Even great novelists occasionally write a clunker -- sort of a loose cannon in a canon.
Often, the literary dud comes at or near the start of an author's career. For instance, Jack London's A Daughter of the Snows (1902) deserves kudos for starring a strong female character, but it's an awkward novel with stilted dialogue. Maybe London had to write it to get the hang of that fiction-book thing, because he quickly penned the amazing dog adventure The Call of the Wild (1903) and the superb nautical thriller The Sea-Wolf (1904).

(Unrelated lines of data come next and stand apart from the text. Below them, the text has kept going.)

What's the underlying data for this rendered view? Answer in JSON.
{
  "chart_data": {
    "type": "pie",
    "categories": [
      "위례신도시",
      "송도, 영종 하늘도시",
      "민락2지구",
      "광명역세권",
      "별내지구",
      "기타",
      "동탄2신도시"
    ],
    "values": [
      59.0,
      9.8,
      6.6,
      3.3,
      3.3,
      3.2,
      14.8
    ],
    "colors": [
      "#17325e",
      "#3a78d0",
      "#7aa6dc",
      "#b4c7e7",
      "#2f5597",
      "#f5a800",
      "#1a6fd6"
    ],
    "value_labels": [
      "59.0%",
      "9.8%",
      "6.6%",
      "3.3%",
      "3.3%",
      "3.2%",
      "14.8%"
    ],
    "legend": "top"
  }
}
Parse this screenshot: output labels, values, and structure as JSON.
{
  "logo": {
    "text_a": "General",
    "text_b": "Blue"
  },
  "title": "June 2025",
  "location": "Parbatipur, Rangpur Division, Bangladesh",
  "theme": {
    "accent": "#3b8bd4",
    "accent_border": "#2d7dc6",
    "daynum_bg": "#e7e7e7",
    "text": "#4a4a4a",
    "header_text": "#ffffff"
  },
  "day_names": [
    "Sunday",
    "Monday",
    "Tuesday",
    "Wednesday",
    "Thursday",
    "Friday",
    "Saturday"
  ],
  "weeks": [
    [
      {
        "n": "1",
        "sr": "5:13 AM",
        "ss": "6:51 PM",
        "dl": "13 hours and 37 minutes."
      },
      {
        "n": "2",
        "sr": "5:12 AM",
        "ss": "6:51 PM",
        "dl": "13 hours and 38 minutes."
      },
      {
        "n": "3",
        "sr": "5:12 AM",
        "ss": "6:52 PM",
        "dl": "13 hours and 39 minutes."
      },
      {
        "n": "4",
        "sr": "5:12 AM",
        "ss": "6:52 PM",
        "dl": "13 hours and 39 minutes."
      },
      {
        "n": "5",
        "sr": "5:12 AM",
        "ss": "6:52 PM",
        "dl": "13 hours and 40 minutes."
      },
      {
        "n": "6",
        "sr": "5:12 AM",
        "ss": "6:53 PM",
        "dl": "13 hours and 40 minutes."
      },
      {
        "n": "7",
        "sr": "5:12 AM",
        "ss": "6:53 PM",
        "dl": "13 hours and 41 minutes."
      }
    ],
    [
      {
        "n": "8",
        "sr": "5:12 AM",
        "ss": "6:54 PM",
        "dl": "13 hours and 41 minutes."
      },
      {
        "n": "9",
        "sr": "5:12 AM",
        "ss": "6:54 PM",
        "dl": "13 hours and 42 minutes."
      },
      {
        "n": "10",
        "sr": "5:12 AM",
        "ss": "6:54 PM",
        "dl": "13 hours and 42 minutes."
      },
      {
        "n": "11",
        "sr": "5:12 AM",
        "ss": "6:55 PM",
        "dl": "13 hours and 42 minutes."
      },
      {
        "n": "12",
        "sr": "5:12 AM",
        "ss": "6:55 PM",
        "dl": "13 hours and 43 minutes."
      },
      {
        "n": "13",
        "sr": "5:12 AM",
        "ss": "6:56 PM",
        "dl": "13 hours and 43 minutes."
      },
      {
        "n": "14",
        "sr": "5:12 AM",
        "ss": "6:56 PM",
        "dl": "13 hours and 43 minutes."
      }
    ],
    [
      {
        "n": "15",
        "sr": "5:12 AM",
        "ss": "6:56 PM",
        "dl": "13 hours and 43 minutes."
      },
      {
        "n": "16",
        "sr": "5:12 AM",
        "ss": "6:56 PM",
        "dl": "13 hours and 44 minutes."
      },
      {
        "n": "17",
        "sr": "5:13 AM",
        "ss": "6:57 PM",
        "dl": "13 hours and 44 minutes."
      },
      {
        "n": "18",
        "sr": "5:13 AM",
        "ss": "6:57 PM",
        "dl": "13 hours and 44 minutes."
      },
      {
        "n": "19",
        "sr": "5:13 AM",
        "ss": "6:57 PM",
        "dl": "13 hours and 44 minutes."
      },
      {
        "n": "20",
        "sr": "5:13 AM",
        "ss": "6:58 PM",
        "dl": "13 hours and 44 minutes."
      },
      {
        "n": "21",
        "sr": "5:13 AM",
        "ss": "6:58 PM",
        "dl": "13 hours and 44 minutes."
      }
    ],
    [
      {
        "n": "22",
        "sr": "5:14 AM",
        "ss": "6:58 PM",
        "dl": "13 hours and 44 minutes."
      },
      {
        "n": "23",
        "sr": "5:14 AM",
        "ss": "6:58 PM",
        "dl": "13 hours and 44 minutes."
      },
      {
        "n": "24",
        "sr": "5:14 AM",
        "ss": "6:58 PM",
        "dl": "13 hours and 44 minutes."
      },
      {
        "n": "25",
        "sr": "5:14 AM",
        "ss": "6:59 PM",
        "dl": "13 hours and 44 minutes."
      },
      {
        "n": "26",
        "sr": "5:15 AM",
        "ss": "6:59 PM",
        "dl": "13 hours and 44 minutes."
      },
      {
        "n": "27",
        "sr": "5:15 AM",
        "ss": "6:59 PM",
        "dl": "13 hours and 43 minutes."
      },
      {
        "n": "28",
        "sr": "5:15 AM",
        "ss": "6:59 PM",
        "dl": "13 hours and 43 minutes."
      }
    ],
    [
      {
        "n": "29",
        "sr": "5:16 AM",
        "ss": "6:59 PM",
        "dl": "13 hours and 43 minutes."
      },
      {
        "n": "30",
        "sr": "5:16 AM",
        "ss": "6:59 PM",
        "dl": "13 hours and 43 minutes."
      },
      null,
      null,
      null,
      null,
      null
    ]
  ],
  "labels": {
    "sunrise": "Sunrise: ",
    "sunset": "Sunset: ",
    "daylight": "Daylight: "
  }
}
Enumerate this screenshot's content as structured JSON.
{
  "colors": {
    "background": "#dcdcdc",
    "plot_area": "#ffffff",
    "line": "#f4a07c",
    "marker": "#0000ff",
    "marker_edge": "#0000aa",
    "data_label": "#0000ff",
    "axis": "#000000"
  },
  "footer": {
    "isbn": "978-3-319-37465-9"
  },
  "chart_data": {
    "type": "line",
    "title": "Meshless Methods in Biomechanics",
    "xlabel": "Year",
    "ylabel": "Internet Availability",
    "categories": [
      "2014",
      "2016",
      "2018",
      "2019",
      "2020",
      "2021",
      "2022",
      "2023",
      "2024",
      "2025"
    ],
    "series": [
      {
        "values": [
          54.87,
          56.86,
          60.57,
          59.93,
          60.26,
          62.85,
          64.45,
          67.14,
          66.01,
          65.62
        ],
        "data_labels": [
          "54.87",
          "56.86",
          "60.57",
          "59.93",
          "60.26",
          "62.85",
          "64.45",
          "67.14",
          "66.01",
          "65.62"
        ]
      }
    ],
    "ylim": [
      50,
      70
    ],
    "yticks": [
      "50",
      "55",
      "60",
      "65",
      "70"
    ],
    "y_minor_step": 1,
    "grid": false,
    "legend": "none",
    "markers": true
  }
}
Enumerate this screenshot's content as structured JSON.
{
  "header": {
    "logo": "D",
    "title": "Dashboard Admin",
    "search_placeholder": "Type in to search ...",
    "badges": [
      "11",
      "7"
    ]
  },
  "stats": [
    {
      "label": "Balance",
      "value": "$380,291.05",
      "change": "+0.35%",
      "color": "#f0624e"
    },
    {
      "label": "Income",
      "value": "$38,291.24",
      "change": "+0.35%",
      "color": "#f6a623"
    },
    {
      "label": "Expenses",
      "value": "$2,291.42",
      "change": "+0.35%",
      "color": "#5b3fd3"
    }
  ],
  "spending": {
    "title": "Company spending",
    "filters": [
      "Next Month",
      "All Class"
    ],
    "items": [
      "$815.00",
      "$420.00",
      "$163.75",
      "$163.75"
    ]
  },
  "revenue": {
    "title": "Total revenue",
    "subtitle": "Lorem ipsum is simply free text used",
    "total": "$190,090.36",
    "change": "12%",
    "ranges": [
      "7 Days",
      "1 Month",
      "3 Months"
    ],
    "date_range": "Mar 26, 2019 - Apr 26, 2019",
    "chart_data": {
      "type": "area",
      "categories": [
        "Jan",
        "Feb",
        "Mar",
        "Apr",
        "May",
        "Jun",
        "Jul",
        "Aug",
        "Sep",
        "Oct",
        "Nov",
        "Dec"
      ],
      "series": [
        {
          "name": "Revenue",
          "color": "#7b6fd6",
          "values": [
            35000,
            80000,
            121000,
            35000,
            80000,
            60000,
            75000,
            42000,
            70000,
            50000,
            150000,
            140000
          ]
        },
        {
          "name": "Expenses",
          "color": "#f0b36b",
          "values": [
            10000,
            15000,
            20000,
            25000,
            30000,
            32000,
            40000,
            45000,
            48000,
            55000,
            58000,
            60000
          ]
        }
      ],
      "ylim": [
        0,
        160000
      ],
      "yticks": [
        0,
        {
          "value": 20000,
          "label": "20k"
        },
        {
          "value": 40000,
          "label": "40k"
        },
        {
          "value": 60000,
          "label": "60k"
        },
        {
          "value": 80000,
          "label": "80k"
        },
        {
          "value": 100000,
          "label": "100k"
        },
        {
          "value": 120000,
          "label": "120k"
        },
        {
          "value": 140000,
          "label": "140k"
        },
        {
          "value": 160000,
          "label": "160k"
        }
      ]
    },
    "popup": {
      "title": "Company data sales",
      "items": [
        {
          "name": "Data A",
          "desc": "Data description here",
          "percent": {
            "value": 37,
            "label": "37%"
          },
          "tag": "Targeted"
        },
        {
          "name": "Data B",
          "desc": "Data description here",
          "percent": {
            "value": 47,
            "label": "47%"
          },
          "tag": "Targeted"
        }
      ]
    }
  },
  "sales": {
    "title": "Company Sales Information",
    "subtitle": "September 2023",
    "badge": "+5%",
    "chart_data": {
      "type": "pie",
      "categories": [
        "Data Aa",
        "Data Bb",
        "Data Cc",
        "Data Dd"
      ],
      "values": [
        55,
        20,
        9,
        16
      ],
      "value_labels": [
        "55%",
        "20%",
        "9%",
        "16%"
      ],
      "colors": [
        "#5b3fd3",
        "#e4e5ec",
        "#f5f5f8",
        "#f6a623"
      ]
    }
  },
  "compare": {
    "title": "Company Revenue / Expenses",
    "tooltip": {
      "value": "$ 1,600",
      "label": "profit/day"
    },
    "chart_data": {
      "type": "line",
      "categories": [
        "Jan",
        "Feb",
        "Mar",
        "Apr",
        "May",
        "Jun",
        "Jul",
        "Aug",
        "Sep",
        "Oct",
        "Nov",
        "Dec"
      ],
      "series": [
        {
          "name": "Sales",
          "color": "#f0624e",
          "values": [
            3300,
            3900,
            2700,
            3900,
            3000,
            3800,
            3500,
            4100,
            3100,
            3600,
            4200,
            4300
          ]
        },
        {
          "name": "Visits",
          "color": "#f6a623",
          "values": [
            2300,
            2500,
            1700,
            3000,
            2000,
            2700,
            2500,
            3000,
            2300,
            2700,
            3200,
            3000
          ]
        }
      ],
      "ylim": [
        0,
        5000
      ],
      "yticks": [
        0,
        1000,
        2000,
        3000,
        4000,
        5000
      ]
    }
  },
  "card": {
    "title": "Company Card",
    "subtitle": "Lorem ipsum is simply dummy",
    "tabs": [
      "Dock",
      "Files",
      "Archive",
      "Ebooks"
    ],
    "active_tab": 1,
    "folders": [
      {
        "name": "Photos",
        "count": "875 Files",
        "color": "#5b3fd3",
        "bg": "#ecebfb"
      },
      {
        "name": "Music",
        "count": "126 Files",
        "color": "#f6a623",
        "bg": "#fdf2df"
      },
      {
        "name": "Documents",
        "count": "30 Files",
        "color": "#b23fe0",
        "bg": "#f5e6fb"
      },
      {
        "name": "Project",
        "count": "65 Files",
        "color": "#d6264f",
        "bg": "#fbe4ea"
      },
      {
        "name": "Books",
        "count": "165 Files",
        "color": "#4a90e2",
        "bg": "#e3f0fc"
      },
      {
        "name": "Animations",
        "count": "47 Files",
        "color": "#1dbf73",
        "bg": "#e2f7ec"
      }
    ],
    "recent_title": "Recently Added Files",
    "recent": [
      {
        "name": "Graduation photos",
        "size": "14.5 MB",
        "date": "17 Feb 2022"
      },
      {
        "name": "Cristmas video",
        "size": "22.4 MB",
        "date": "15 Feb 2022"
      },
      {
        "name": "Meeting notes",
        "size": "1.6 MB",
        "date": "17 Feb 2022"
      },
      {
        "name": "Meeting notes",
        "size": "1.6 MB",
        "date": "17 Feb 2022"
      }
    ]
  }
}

Then there are the book fails that come at or near the end of an author's career. One example is Willa Cather's Sapphira and the Slave Girl (1940). Cather's 11 previous novels (published between 1912 and 1935) ranged from very good (O Pioneers! and Shadows on the Rock) to sublime (My Antonia and Death Comes for the Archbishop), but Sapphira is nearly unreadable. Cather was dealing with ill-health and perhaps some depression during the last decade of her life, so that undoubtedly affected her writing.
But some renowned authors received cash for clunkers during the height of their careers. For instance, Carson McCullers wrote the exquisite The Heart Is a Lonely Hunter and the stunning Reflections in a Golden Eye before coming out with her mostly tedious The Member of the Wedding. That last book has its moments and its admirers, but all I recall is being left at the altar of boredom.
John Steinbeck wrote books such as the masterful The Grapes of Wrath, the mesmerizing East of Eden, the delightful Tortilla Flat, and the late-career gem The Winter of Our Discontent. But he also authored the mid-career dud Burning Bright. It's an over-stylized novella about a guy upset that he can't father a child, and Steinbeck weirdly has him be a circus member in the book's first part, a farmer in the book's second part, etc., without time passing to switch professions. Maybe he's supposed to be an "everyman." Also, no Burning Bright characters talk like real human beings -- but at least they don't speak to a dad-who's-allegedly-now-a-tree like Joseph Wayne does in Steinbeck's To a God Unknown.
The dialogue almost always rings true in Stephen King's page-turning novels, but not so much in Cell. Even the plot machinery in that apocalyptic book grinds and wheezes, which is surprising for a marvelous author like King. Cell, though intermittently exciting, is one of King's very rare missteps.
Speaking of missteps, how about that supremely dopey sequel Tom Sawyer, Detective? Well, Mark Twain needed the money at the time.